Database load balancing

Tier: Free, Premium, Ultimate
Offering: GitLab Self-Managed

With database load balancing, read queries are distributed across multiple PostgreSQL nodes to improve performance and reduce load on the primary database. Write operations always execute on the primary. GitLab handles query routing automatically with no external load balancer required.

Requirements

To enable database load balancing:

PostgreSQL must have one or more secondary nodes replicating the primary.
Each node must be reachable on the same port and with the same credentials.

For external database services, only the db_load_balancing configuration is needed. Connection pooling can help manage connection counts at scale, but the right approach depends on your provider and is outside the scope of this guide. For connection management guidance, see connection management.

AWS RDS Proxy is not validated for use with GitLab.

For Linux package installations, you must configure multi-node HA PostgreSQL before enabling database load balancing. For more information, see configuring a multi-node setup.

Replica count

Any number of replicas is supported. In practice, three is a common starting point, particularly for environments spread across three availability zones. Several GitLab components, including Consul and Redis Sentinel, rely on quorum and require an odd number of nodes. Keeping your database replica count aligned with this pattern makes for a more consistent architecture, improves disaster recovery coverage, and limits the impact of a single availability zone failure. Smaller environments can start with two replicas and add more as load increases.
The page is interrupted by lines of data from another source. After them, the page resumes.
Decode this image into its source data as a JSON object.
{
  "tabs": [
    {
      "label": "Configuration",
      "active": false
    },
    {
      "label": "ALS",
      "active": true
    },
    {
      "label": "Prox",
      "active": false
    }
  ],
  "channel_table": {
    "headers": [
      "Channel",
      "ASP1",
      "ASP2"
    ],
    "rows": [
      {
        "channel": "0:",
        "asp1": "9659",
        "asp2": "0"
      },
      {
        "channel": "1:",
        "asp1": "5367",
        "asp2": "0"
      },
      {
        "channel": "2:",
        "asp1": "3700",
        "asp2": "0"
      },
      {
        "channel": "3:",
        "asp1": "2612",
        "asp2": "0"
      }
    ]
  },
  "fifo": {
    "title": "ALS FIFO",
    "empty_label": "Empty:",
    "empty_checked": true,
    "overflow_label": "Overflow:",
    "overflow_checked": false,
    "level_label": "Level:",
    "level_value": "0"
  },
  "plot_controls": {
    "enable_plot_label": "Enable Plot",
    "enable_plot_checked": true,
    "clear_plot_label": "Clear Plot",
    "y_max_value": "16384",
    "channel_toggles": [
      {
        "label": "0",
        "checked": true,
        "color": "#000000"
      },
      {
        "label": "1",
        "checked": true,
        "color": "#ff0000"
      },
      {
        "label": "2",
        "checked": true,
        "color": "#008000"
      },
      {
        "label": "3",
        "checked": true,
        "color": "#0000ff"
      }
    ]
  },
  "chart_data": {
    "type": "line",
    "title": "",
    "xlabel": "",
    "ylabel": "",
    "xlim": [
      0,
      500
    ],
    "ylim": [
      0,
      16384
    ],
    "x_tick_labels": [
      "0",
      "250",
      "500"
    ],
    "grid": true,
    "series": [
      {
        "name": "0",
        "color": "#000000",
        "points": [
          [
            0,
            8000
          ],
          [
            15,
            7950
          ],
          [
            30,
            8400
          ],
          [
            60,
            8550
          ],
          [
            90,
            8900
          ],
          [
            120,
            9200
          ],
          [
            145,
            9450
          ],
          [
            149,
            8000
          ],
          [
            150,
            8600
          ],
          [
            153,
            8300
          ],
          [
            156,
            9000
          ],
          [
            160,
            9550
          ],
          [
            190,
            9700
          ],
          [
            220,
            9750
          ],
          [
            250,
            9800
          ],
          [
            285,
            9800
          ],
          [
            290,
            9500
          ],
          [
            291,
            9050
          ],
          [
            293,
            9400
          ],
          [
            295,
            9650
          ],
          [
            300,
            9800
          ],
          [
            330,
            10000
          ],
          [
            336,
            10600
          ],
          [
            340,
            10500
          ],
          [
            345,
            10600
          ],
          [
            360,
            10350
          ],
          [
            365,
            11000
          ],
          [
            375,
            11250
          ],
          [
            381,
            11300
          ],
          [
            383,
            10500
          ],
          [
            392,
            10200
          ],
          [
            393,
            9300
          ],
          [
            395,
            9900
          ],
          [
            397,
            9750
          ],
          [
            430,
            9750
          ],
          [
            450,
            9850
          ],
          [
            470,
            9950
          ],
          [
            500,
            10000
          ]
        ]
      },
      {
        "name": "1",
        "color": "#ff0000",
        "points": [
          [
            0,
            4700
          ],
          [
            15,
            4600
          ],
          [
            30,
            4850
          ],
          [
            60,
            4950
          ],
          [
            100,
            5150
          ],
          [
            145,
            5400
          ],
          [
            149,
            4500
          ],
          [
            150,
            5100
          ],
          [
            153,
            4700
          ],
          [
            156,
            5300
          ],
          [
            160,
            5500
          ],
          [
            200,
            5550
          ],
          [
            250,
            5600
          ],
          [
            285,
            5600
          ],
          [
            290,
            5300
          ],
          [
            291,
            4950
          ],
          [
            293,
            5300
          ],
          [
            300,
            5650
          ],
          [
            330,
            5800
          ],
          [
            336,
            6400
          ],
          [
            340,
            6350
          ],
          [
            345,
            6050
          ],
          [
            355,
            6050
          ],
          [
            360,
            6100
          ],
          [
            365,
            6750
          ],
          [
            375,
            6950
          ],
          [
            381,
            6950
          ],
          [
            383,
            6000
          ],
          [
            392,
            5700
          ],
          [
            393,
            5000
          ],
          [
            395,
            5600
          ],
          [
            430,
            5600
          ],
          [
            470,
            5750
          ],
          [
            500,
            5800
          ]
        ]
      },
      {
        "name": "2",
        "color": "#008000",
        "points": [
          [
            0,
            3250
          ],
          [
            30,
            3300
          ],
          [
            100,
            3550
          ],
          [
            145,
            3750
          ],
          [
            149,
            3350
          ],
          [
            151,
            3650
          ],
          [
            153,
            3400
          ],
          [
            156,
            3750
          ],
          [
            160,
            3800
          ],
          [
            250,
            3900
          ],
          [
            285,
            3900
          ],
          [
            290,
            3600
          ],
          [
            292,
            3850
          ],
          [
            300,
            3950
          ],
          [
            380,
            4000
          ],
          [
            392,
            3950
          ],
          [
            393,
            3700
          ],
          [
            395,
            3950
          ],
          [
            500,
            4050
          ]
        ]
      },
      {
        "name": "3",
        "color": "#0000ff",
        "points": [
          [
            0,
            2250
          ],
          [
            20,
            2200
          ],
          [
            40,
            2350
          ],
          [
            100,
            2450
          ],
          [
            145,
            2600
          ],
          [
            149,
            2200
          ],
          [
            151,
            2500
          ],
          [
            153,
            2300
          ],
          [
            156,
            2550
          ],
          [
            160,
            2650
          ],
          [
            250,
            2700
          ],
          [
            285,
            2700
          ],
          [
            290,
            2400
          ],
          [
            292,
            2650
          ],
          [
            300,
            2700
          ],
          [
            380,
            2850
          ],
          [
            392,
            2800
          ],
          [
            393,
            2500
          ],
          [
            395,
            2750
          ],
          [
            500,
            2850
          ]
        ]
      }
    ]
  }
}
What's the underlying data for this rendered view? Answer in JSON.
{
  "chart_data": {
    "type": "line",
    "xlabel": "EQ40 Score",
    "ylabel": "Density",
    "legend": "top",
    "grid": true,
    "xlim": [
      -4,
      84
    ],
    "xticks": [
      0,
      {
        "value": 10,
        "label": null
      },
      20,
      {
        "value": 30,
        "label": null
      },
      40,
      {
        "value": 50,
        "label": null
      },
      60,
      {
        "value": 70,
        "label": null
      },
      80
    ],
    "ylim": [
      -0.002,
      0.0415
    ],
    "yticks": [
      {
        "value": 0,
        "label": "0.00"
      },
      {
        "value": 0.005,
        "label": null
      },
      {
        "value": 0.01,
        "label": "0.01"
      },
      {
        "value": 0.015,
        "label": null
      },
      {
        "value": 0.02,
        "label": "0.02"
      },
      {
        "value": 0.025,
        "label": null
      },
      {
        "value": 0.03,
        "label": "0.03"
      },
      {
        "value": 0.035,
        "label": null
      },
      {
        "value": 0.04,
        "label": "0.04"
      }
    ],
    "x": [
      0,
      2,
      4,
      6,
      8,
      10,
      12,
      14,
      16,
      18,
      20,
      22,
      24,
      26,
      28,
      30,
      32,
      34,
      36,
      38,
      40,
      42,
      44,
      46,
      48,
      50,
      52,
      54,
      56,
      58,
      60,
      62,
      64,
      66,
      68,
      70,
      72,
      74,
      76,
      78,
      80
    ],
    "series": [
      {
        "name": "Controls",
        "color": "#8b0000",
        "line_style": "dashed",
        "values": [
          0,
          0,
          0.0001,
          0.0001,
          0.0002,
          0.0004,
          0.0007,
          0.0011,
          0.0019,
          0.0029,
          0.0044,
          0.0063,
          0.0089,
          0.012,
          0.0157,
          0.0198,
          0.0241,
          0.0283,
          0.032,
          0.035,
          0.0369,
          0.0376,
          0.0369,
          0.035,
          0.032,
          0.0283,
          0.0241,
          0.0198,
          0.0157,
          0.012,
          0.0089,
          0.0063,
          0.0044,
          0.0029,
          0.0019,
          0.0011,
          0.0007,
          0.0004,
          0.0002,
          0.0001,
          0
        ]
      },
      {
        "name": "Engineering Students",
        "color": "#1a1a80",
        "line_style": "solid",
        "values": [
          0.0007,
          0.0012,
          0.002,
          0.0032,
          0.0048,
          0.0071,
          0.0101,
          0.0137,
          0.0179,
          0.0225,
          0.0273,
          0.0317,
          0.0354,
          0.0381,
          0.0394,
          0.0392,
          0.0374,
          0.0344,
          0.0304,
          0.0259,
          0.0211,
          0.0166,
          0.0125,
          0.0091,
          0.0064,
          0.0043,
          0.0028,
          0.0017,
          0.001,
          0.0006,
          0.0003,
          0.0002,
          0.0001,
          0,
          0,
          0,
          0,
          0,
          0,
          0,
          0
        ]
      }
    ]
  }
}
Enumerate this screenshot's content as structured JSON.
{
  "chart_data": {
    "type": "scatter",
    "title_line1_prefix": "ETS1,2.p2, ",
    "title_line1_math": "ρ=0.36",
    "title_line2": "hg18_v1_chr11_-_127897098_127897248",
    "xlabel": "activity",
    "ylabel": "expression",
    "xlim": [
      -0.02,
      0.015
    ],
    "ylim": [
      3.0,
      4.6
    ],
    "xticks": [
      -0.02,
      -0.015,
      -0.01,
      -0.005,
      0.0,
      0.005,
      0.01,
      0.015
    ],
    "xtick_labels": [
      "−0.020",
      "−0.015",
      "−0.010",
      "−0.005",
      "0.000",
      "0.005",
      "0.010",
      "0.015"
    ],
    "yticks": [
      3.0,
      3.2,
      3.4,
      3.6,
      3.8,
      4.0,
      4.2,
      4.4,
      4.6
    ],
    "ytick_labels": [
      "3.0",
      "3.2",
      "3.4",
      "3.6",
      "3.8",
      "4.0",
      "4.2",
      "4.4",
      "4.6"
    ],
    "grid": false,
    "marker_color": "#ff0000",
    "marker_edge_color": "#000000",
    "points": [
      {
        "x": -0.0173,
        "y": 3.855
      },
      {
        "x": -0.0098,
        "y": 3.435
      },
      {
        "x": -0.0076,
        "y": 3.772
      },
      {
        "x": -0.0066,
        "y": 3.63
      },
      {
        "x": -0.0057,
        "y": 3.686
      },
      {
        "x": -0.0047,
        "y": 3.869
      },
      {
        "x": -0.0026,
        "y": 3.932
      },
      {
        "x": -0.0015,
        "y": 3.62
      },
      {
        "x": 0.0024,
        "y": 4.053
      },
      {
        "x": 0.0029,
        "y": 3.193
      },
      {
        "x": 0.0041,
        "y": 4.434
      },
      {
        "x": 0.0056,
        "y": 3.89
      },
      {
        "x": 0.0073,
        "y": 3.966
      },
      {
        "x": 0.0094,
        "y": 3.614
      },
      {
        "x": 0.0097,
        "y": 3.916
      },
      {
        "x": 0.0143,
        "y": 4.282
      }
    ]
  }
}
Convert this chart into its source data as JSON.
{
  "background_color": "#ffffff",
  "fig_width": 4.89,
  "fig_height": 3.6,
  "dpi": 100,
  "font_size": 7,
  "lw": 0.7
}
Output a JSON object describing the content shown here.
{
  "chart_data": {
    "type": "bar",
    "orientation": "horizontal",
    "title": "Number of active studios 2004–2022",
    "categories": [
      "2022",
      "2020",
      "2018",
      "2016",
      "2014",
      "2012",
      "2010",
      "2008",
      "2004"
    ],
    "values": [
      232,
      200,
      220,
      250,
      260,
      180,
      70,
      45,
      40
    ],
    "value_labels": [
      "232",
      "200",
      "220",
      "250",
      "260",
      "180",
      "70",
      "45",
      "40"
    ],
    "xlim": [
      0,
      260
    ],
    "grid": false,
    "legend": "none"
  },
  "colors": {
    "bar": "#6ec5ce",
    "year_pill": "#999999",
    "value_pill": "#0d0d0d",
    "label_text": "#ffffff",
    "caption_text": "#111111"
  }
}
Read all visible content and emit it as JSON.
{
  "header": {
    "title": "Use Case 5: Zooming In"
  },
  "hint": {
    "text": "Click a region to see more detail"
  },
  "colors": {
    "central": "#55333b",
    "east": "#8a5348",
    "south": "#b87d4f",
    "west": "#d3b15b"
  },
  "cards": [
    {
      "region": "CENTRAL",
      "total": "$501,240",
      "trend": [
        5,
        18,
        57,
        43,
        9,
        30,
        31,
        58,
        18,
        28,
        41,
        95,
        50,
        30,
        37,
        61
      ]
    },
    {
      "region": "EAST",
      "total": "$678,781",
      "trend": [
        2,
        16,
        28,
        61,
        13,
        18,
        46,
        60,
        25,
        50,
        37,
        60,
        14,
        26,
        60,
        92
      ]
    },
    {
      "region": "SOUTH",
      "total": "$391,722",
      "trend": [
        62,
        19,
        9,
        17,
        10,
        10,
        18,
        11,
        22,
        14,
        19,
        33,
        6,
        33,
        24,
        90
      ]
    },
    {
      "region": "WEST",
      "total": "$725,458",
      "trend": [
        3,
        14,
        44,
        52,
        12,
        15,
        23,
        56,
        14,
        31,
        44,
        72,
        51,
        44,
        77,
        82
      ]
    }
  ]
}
For scale-specific guidance, see the reference architectures documentation.

Configure database load balancing

Database load balancing can be configured in one of two ways:

Hosts: a static list of PostgreSQL hosts. Simpler to configure and suitable for most environments.
Service discovery: a DNS record that returns a list of PostgreSQL hosts. Use when the replica list changes dynamically, such as in Linux package HA setups using Consul.

Hosts

Including the primary in the hosts list is optional. When included, it becomes eligible for read queries alongside replicas, reducing overall load on the secondaries. If the primary is already under sustained high load, leaving it out reserves capacity for writes. The primary always handles write queries regardless of whether it appears in this list.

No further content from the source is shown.